Du denkst, du bist bereit.

Das bist du nicht.

Vor allem, wenn Ihr Team tatsächlich den Endlauf für 2026 schafft. Die Couch rettet Sie nicht. Die Wissenschaft sagt, dass das Sitzen im Wohnzimmer Ihrem Körper immer noch Arbeit abverlangt. Viel davon.

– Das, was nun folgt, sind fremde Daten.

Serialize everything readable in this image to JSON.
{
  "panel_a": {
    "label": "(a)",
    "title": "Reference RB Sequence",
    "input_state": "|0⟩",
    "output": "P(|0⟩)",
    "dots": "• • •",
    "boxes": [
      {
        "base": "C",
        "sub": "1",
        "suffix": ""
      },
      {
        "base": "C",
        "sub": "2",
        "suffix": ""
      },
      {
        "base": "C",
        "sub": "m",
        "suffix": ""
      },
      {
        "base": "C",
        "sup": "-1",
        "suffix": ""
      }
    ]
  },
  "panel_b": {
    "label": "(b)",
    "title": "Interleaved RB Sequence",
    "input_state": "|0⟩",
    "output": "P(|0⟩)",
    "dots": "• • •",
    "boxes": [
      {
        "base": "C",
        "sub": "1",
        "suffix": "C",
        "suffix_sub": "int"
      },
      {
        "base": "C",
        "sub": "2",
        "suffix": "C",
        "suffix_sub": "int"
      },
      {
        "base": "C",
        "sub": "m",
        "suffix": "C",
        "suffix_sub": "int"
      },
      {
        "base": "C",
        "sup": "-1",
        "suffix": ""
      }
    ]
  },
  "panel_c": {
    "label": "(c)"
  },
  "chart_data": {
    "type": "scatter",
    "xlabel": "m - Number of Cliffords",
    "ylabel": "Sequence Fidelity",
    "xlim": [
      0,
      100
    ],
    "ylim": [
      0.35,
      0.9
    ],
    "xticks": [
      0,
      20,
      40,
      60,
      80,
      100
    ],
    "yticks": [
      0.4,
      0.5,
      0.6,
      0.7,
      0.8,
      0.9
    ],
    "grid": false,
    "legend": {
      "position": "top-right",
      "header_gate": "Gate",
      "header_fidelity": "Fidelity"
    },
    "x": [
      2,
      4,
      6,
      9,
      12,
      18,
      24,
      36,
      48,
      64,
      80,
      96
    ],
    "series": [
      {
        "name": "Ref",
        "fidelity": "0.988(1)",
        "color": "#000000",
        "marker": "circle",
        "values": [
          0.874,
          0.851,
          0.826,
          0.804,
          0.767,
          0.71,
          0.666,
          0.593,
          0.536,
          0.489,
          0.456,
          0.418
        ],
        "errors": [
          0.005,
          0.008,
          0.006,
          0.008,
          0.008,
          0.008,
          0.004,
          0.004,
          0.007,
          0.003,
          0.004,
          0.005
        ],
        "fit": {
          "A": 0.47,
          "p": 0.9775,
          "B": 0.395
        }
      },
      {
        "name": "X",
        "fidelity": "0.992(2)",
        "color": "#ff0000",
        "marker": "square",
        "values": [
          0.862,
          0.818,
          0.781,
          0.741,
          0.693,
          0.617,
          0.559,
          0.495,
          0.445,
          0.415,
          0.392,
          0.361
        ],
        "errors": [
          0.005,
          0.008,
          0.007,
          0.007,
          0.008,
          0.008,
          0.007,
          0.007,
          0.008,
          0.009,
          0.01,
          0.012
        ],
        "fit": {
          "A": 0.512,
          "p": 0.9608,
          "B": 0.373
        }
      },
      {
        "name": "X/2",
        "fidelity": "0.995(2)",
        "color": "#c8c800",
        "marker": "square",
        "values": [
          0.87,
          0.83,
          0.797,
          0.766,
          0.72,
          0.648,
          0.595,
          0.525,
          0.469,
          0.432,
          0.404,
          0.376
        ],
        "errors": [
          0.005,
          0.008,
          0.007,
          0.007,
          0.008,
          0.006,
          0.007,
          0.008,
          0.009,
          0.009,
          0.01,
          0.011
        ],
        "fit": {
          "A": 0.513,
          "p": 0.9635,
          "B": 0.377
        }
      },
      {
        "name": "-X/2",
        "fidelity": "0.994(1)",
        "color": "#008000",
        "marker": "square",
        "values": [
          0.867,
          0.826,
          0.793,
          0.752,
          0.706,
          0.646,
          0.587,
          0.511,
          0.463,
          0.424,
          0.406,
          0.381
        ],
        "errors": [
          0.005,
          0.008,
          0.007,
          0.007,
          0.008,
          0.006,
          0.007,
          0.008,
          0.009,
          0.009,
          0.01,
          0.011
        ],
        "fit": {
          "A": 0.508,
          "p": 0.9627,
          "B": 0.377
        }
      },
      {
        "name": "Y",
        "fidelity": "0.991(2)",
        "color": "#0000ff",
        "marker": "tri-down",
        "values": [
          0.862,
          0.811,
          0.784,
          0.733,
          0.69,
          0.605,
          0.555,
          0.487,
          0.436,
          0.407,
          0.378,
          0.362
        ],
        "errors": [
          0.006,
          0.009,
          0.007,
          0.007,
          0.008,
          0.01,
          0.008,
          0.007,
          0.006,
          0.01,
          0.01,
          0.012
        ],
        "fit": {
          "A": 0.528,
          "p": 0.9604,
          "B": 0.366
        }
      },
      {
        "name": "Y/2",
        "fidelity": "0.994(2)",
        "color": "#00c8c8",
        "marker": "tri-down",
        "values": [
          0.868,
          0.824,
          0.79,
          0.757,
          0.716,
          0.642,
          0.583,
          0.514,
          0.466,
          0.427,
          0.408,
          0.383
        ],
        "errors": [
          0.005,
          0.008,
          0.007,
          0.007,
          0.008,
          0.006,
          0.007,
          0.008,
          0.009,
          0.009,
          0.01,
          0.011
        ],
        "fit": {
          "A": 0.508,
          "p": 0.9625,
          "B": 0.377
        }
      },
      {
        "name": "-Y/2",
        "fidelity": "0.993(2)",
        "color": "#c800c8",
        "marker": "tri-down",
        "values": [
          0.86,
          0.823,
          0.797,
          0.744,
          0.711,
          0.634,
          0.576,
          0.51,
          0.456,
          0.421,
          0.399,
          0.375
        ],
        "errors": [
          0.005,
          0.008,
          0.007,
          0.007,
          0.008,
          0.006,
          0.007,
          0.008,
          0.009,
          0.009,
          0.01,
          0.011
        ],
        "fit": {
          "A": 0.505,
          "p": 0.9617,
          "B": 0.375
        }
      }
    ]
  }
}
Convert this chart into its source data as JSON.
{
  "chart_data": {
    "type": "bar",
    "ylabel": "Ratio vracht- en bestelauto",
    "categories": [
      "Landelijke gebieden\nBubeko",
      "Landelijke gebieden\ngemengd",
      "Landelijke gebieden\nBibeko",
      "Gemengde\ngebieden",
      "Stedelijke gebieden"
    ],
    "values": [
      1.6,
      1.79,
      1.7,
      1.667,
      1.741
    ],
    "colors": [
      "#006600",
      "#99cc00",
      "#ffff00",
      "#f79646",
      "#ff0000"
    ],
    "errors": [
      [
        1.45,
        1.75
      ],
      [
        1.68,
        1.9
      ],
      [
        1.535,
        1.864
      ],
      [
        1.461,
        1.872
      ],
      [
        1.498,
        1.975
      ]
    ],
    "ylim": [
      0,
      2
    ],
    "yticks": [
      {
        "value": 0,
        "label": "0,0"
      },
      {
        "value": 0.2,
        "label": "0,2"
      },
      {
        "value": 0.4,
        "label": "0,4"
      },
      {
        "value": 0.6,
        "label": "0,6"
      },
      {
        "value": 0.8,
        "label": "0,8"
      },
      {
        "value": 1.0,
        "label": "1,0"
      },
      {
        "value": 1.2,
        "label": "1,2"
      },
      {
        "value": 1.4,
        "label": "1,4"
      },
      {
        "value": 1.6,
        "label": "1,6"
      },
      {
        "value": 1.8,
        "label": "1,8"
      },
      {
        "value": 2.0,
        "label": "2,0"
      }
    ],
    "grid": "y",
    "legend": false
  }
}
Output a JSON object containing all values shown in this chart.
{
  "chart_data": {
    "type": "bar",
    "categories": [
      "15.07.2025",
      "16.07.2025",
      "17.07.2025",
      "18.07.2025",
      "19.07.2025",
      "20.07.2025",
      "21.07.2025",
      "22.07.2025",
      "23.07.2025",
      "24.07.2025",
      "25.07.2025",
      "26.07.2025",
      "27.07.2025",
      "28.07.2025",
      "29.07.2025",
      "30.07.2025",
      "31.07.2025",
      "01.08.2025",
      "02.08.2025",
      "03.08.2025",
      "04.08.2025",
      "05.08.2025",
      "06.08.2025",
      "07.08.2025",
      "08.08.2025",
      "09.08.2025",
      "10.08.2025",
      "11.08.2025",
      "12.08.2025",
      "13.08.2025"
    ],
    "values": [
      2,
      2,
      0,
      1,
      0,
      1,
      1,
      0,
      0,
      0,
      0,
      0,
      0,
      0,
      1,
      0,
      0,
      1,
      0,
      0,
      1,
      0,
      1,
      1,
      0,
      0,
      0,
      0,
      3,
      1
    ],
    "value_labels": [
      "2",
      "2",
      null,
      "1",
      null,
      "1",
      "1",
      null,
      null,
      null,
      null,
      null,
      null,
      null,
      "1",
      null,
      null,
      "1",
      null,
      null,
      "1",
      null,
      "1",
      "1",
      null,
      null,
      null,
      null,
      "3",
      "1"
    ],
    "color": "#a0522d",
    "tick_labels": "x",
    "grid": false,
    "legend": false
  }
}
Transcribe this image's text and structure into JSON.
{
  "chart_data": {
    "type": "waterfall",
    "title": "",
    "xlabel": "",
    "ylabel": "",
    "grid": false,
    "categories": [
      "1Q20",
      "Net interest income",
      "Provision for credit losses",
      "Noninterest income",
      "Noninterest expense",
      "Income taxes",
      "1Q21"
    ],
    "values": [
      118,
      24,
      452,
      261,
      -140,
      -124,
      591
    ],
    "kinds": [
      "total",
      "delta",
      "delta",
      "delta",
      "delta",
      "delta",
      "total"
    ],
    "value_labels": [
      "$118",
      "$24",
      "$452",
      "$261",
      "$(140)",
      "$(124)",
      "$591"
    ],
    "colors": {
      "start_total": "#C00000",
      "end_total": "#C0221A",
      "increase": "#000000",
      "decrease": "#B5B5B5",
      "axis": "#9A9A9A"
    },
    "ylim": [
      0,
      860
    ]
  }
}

Eine neue Studie aus Deutschland untersucht die körperliche Belastung, die das Ansehen eines großen Spiels mit sich bringt. Konkret betrachteten sie 229 Fans, die Arminia Bielefeld über einen Zeitraum von drei Monaten unterstützten. Die Forscher zwangen jeden dazu, Smartwatches zu tragen, um Herzfrequenzen und Stressindizes anhand von Daten zur Herzfrequenzvariabilität zu protokollieren. Sie verglichen ein normales Wochenende mit dem Tag des 20. DFB-Pokalfinales im Jahr 2025.

Die Zahlen sind hässlich.

Der Stresspegel steigt am letzten Tag im Vergleich zum Ausgangswert um etwa 41 %. Auch die Herzfrequenz steigt. Herumsitzen? Der Durchschnitt liegt bei 70,9 BPM. Während des Spiels? 78,7 BPM.

Dieser Anstieg beginnt, bevor der Schiedsrichter pfeift. Morgenangst. Vorwegnahme. Der Stress erreicht kurz vor dem Anpfiff seinen Höhepunkt und hält auch nach dem Schlusspfiff an. Es hört nicht einfach auf.

Der Standort verändert die Daten erheblich.

Diejenigen im Stadion litten mehr. Die durchschnittliche Herzfrequenz erreichte 94,2 BPM. Heimwächter? Näher an 79,4. Als Arminia das erste Tor erzielte, erreichte das Publikum auf der Tribüne einen Durchschnitt von 108 Schlägen pro Minute. Das ist ein physiologischer Anstieg, den die meisten von uns außerhalb der tatsächlichen Gefahr selten erleben.

Dann kommt Alkohol.

Bei Teilnehmern, die während des Spiels tranken, stieg die Herzfrequenz um etwa 5 % höher als bei nüchternen Fans. Nach dem ersten Tor vergrößerte sich dieser Abstand auf fast 12 %. Die Forscher machten nicht direkt auf medizinische Risiken aufmerksam, stellten jedoch fest, dass die Kombination von Alkohol mit starken Emotionen das Herz-Kreislauf-System zusätzlich belastet. Es ist ein Doppelschlag.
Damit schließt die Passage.